“Minha família é de Daraa, onde começaram os protestos. Conhece?” Khair Allah Al Jamil identifica sua cidade natal com um discreto orgulho, agora que isso é possível. Daraa, próximo à fronteira com a Jordânia, é o lugar que deu início, em 2011, à versão síria da Primavera Árabe, estopim para uma guerra civil e barbaridades em série cometidas por Bashar al-Assad.
Após 13 anos de ditadura, deslocamentos forçados e “muitas, muitas pessoas ruins” pelo caminho, o engenheiro elétrico agora repete palavras antes escassas no vocabulário da Síria, como liberdade, democracia e justiça. O regime caiu.
Assad está em Moscou, e Khair, 31, em um subúrbio de Lagos, na Nigéria. Trabalha em média dez horas por dia em uma indústria química que faz detergentes. “Estou sem família. Quando não estou trabalhando, estudo alemão.” Há cinco meses faz cursos online para o aprender o idioma. “Quero chegar à Alemanha não como refugiado, mas como um profissional que interessa ao mercado.” Competência linguística é uma das principais barreiras para trabalhadores qualificados na Alemanha.
O engenheiro faz contato frequente com a Síria (“estão todos bem, obrigado”), mas apela ao repórter para saber o que se comenta sobre os imigrantes sírios na Alemanha, país que recebeu um enorme contingente deles em 2015 e 2016. Enquanto a Europa se fechava, a então primeira-ministra, Angela Merkel, surpreendeu seus conterrâneos e o mundo ao dizer que a Alemanha conseguiria absorvê-los.
Nesta semana, conservadores e extrema direita pediram que os sírios “voltem imediatamente para casa”. O atual premiê, Olaf Scholz, afirma que a discussão é prematura. “A situação ainda é muito perigosa”, afirmou o social-democrata, em entrevista à emissora ARD. “Talvez, se as coisas correrem bem, muitos dirão por vontade própria que querem participar da reconstrução de seu país.”
“Sim, todos estão felizes, muitos querem voltar.
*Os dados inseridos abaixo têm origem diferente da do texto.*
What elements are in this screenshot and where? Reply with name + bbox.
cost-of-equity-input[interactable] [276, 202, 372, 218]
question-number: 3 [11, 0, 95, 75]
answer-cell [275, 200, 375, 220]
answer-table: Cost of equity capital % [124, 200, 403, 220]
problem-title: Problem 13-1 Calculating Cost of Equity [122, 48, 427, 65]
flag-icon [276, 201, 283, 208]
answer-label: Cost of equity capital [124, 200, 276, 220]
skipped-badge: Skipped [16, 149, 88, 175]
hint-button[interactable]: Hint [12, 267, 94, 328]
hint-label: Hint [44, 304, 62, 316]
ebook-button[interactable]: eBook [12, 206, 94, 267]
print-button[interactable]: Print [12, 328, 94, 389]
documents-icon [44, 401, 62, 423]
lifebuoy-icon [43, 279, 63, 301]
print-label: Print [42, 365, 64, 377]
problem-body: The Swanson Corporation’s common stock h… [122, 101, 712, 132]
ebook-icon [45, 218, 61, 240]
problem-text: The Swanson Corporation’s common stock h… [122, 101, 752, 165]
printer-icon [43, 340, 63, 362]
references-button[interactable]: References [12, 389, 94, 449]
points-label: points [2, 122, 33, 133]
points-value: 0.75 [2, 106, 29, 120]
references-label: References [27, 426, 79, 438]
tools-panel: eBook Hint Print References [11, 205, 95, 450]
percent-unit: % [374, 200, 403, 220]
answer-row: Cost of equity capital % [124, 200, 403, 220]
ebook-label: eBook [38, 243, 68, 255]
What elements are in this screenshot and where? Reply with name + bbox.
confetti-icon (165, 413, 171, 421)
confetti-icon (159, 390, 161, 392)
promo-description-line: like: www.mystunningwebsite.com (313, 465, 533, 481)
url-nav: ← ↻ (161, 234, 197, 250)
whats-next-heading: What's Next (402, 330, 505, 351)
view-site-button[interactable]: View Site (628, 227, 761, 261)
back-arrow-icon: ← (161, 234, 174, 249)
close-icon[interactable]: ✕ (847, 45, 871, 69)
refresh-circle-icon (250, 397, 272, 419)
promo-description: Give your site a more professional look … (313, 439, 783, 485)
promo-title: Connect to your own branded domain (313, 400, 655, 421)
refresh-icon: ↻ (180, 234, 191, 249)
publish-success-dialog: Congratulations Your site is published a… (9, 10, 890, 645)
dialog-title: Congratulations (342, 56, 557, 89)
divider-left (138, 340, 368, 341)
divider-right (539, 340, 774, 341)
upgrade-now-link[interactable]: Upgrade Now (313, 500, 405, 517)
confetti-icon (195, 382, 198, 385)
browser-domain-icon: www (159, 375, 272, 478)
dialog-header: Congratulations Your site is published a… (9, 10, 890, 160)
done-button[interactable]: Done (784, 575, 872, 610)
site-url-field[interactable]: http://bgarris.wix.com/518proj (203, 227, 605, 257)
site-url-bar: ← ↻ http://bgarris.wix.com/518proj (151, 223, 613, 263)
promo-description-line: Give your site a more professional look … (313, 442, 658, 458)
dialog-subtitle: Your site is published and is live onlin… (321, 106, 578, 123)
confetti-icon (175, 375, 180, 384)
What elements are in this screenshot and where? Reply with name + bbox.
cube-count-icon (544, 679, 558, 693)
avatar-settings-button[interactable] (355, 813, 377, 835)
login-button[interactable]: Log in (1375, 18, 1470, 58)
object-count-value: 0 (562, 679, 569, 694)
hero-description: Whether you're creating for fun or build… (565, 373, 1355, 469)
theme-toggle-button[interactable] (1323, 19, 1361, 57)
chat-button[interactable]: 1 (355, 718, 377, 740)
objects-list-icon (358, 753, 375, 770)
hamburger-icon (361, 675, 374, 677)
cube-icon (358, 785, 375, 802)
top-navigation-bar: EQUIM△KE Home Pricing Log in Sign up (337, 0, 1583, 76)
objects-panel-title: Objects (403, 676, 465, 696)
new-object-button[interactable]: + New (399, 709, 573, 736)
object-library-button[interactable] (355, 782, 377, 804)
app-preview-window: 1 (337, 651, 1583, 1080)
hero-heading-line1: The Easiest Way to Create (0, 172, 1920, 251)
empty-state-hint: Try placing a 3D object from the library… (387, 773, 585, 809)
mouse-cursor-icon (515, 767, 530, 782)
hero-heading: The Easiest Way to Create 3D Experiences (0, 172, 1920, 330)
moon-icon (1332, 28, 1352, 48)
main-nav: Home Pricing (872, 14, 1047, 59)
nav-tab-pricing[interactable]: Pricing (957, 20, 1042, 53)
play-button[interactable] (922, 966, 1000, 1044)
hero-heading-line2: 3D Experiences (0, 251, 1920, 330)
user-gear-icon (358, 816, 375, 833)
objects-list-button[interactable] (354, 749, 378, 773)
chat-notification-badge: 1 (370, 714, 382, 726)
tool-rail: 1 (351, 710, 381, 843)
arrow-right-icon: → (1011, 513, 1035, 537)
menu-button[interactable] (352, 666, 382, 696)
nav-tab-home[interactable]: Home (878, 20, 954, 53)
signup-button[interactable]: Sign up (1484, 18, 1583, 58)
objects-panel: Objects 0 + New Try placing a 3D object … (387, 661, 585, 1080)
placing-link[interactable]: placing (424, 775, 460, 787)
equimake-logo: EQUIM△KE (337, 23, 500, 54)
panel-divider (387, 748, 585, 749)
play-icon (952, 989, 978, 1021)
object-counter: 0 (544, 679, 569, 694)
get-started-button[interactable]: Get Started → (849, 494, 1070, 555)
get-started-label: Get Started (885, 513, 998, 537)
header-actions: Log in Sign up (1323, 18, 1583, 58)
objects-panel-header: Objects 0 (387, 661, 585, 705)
Outros já aprenderam a língua, entraram na comunidade, têm trabalho, amigos, a vida deles está na Alemanha”, pondera Khair. “Na Síria, eles não têm nada. As casas, as terras, os negócios, está tudo destruído. Se voltar, o que vão encontrar, como vão comer, como vão viver? Esse é o problema agora.”
Como muitos sírios, Khair não fugiu só da guerra, mas também de ser obrigado a se envolver diretamente nela. “Depois que você terminava os estudos, era obrigatório servir o Exército por cerca de dois anos. Eu não queria. Se eu fosse, seria forçado a entrar em batalha, entende? Iam me dar armas, e eu teria que lutar contra outros sírios. Se eu não concordasse, seria preso e depois me matariam”, conta o engenheiro.
Khair decidiu então sair da Síria, mas de uma maneira legal, com trabalho e visto. “Até porque não tinha US$ 10 mil para pagar aos coiotes.” Em 2019, após muitas respostas negativas, o engenheiro recebeu uma oferta que soava exótica, mas palpável: uma empresa de origem síria precisava de técnicos de manutenção na Nigéria. “Uma fábrica de suco em pó.” Depois foi para a de detergente.
Desde então, voltou apenas uma vez para casa. “O governo estava quebrado, acho, e inventou um sistema de multa para quem tinha deixado o país sem prestar o serviço militar. O valor diminuía quanto mais tempo você ficava fora. Esperei quatro anos para pagar menos, US$ 7.000, e passei um mês com a minha família no ano passado.”
Faltam engenheiros na Nigéria, o PIB que mais cresce na África nos últimos anos, assim como faltam médicos na Alemanha, onde a formação consome muitos anos e os salários são baixos, se comparados aos de outros países. A investida de conservadores e da extrema direita contra os imigrantes sírios já preocupa a federação de hospitais. O serviço de saúde alemão pode colapsar nas pequenas cidades sem os profissionais estrangeiros.
Após a queda de Assad, o Ministério do Interior interrompeu a análise de cerca de 40 mil pedidos em aberto. Políticos da CDU, sigla conservadora que lidera a corrida eleitoral no país, pedem revisão inclusive das permissões de residência já concedidas. Emulam, de maneira mais polida, a xenofobia que a extrema direita escancara e que atrai votos. A AfD, sigla extremista em ascensão no país, está em segundo lugar nas pesquisas.
Khair, porém, mantém seu plano de mirar a Alemanha. “Estou na minha idade ativa. Já tenho alguma experiência. Agora só falta conseguir falar alemão.”